Personal Injury, Probate, Employment, & Complex Litigation


Negligent Entrustment

Children tend to be reckless, overestimate their abilities, and think themselves immortal. In the state of California’s infinite wisdom, they decided that when children hit their peak level of overconfidence is when it is best to make it legal for them to drive a car. As a result, in California you can get your license to drive a vehicle once you are 16 years old. While most people survive their teenage driving experiences without much trauma, many do not sometimes terrible things can occur with a 16-year-old behind the wheel.

Unfortunately, because of the nature of driving, when a teenage driver (or any other driver) makes a mistake that results in trauma, there is likely to be an innocent bystander just as affected. What is that person to do if the teenager has the minimum $15,000 policy but the injured party has enormous medical bills stacking up?

The answer in many circumstances is to sue the parents for negligent entrustment. While California deems it legal for a 16-year-old to drive a vehicle, that does not mean that the parent must let said teenager drive. In fact, if the parent allows the child to drive, they can be held liable for the child’s actions in some situations.

If you can show:

  1. The driver of the other vehicle was negligent;
  2. That the defendant owned the vehicle operated by the other driver;
  3. That the defendant knew, or should have known that the other driver was incompetent or unfit to drive the vehicle;
  4. The defendant permitted the other driver to driver the vehicle; and
  5. The other driver’s incompetence or unfitness to drive was a substantial factor in causing harm to you

Then you can recover against the owner of the vehicle for the damage caused by the driver of the vehicle (Flores v. Enterprise Rent-A-Car Co. (2010) 188 Cal.App.4th 1055.). While this is a generally applicable principal, it often comes up in parent-child relationships. The first prong is the basic negligence analysis, which has been previously discussed. The rest of the elements are unique to this cause of action.

To help explain the remaining four elements, I will use an example of a 16-year-old getting into an accident on his way to a school dance. In that case, it is likely the child’s parent actually owned the vehicle and allowed their child to drive the car (otherwise, how would the child have access to it?). The tricky part will be proving elements 3 and 5.

Again, California licenses drivers starting at the age of 16, essentially certifying that the driver has the basic competency to safely operate a motor vehicle.
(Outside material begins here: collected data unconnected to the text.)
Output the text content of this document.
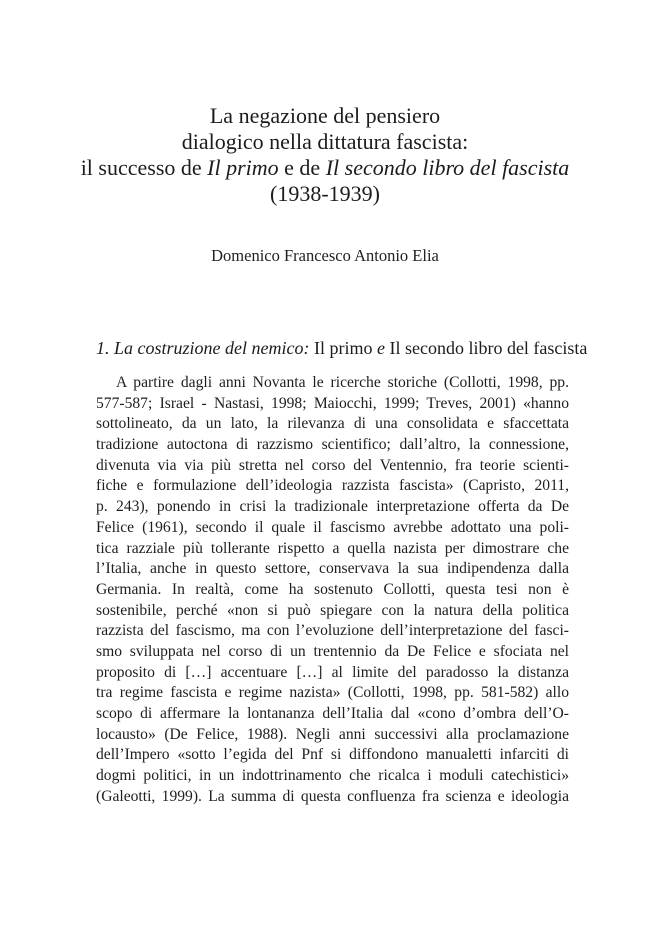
La negazione del pensiero
dialogico nella dittatura fascista:
il successo de Il primo e de Il secondo libro del fascista
(1938-1939)
Domenico Francesco Antonio Elia
1. La costruzione del nemico: Il primo e Il secondo libro del fascista
A partire dagli anni Novanta le ricerche storiche (Collotti, 1998, pp.
577-587; Israel - Nastasi, 1998; Maiocchi, 1999; Treves, 2001) «hanno
sottolineato, da un lato, la rilevanza di una consolidata e sfaccettata
tradizione autoctona di razzismo scientifico; dall’altro, la connessione,
divenuta via via più stretta nel corso del Ventennio, fra teorie scienti-
fiche e formulazione dell’ideologia razzista fascista» (Capristo, 2011,
p. 243), ponendo in crisi la tradizionale interpretazione offerta da De
Felice (1961), secondo il quale il fascismo avrebbe adottato una poli-
tica razziale più tollerante rispetto a quella nazista per dimostrare che
l’Italia, anche in questo settore, conservava la sua indipendenza dalla
Germania. In realtà, come ha sostenuto Collotti, questa tesi non è
sostenibile, perché «non si può spiegare con la natura della politica
razzista del fascismo, ma con l’evoluzione dell’interpretazione del fasci-
smo sviluppata nel corso di un trentennio da De Felice e sfociata nel
proposito di […] accentuare […] al limite del paradosso la distanza
tra regime fascista e regime nazista» (Collotti, 1998, pp. 581-582) allo
scopo di affermare la lontananza dell’Italia dal «cono d’ombra dell’O-
locausto» (De Felice, 1988). Negli anni successivi alla proclamazione
dell’Impero «sotto l’egida del Pnf si diffondono manualetti infarciti di
dogmi politici, in un indottrinamento che ricalca i moduli catechistici»
(Galeotti, 1999). La summa di questa confluenza fra scienza e ideologia
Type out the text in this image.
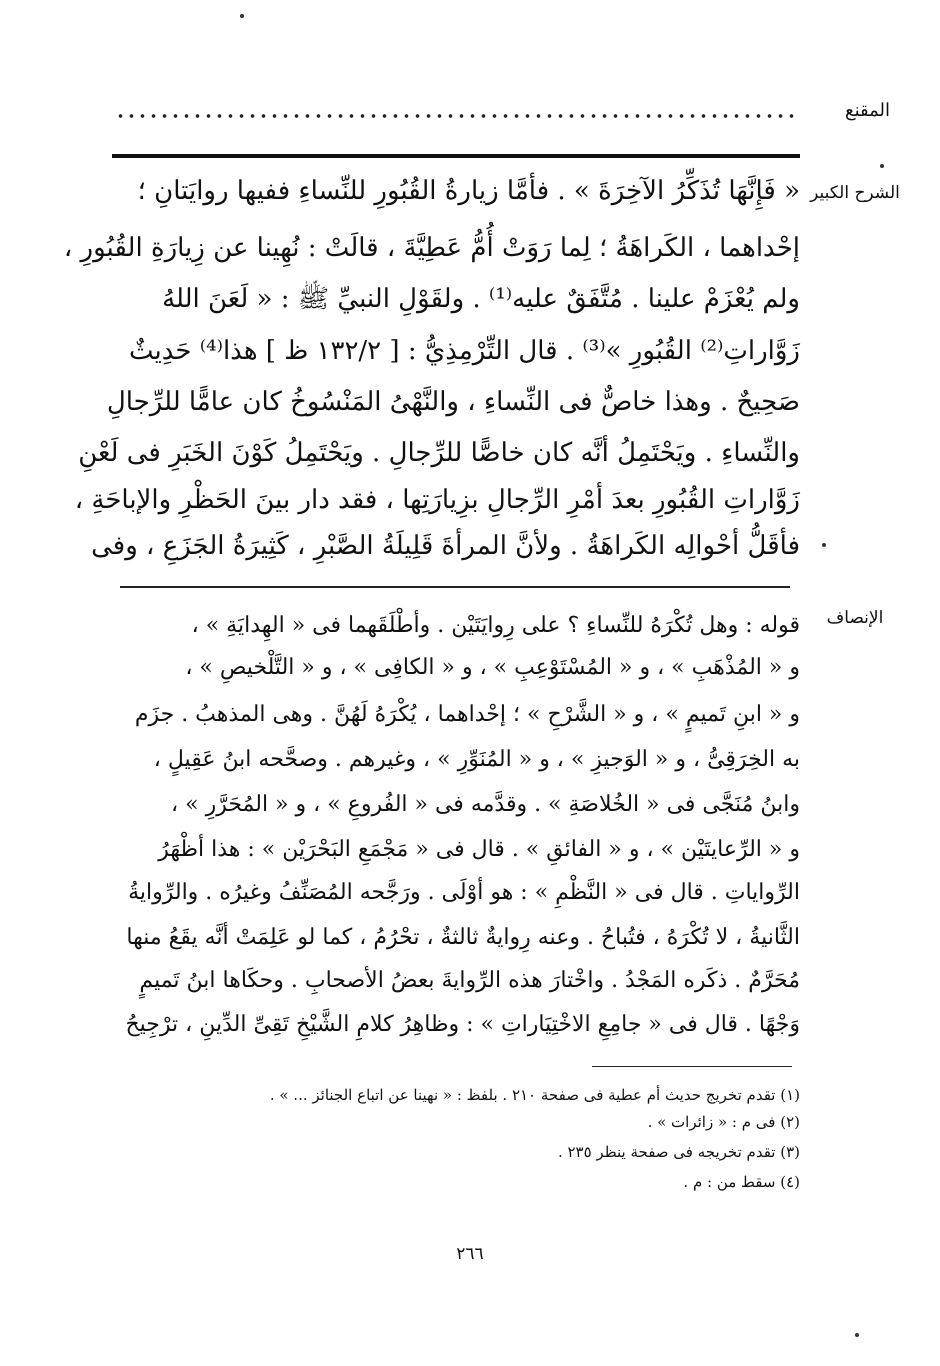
المقنع
الشرح الكبير
الإنصاف
« فَإِنَّهَا تُذَكِّرُ الآخِرَةَ » . فأمَّا زيارةُ القُبُورِ للنِّساءِ ففيها روايَتانِ ؛
إحْداهما ، الكَراهَةُ ؛ لِما رَوَتْ أُمُّ عَطِيَّةَ ، قالَتْ : نُهِينا عن زِيارَةِ القُبُورِ ،
ولم يُعْزَمْ علينا . مُتَّفَقٌ عليه⁽¹⁾ . ولقَوْلِ النبيِّ ﷺ : « لَعَنَ اللهُ
زَوَّاراتِ⁽²⁾ القُبُورِ »⁽³⁾ . قال التِّرْمِذِيُّ : [ ١٣٢/٢ ظ ] هذا⁽⁴⁾ حَدِيثٌ
صَحِيحٌ . وهذا خاصٌّ فى النِّساءِ ، والنَّهْىُ المَنْسُوخُ كان عامًّا للرِّجالِ
والنِّساءِ . ويَحْتَمِلُ أنَّه كان خاصًّا للرِّجالِ . ويَحْتَمِلُ كَوْنَ الخَبَرِ فى لَعْنِ
زَوَّاراتِ القُبُورِ بعدَ أمْرِ الرِّجالِ بزِيارَتِها ، فقد دار بينَ الحَظْرِ والإباحَةِ ،
فأقَلُّ أحْوالِه الكَراهَةُ . ولأنَّ المرأةَ قَلِيلَةُ الصَّبْرِ ، كَثِيرَةُ الجَزَعِ ، وفى
قوله : وهل تُكْرَهُ للنِّساءِ ؟ على رِوايَتَيْن . وأطْلَقَهما فى « الهِدايَةِ » ،
و « المُذْهَبِ » ، و « المُسْتَوْعِبِ » ، و « الكافِى » ، و « التَّلْخيصِ » ،
و « ابنِ تَميمٍ » ، و « الشَّرْحِ » ؛ إحْداهما ، يُكْرَهُ لَهُنَّ . وهى المذهبُ . جزَم
به الخِرَقِىُّ ، و « الوَجيزِ » ، و « المُنَوِّرِ » ، وغيرهم . وصحَّحه ابنُ عَقِيلٍ ،
وابنُ مُنَجَّى فى « الخُلاصَةِ » . وقدَّمه فى « الفُروعِ » ، و « المُحَرَّرِ » ،
و « الرِّعايتَيْن » ، و « الفائقِ » . قال فى « مَجْمَعِ البَحْرَيْن » : هذا أظْهَرُ
الرِّواياتِ . قال فى « النَّظْمِ » : هو أوْلَى . ورَجَّحه المُصَنِّفُ وغيرُه . والرِّوايةُ
الثَّانيةُ ، لا تُكْرَهُ ، فتُباحُ . وعنه رِوايةٌ ثالثةٌ ، تحْرُمُ ، كما لو عَلِمَتْ أنَّه يقَعُ منها
مُحَرَّمٌ . ذكَره المَجْدُ . واخْتارَ هذه الرِّوايةَ بعضُ الأصحابِ . وحكَاها ابنُ تَميمٍ
وَجْهًا . قال فى « جامِعِ الاخْتِيَاراتِ » : وظاهِرُ كلامِ الشَّيْخِ تَقِىِّ الدِّينِ ، ترْجِيحُ
(١) تقدم تخريج حديث أم عطية فى صفحة ٢١٠ . بلفظ : « نهينا عن اتباع الجنائز ... » .
(٢) فى م : « زائرات » .
(٣) تقدم تخريجه فى صفحة ينظر ٢٣٥ .
(٤) سقط من : م .
٢٦٦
However, that certification does not absolve the parent of responsibility of allowing their child drive their vehicle. Put into another context, if someone owned a gun and gave it to their friend who was belligerently drunk who then mishandled the weapon and accidentally discharged it resulting in an injury to an innocent bystander, who should face the legal ramifications—morally speaking? Well of course you would want the person who fired the gun face some consequences, but you would also want the person that gave them the gun in the first place, because they should have known not to give a firearm to someone so ill-equipped to handle one at that moment. Same thing with a car.

So, if the parent knew that their child irresponsibly accelerated the car every time they saw a yellow light, and the accident occurred because the child accelerated into a yellow light that turned red before entering the intersection, then the parent would likely be held responsible. But, if the parent knew that the child irresponsibly accelerated the car every time they saw a yellow light, but the accident occurred from the child accidentally changing lanes into another vehicle that was in their blind spot, well, the accident wasn’t caused by the known fault, and therefore the fifth element would not be satisfied.  

This area of the law can be tricky, and not every accident featuring a teenager or someone driving someone else’s car is ripe for this cause of action, but if those scenarios do occur, you should at least consider the possibility.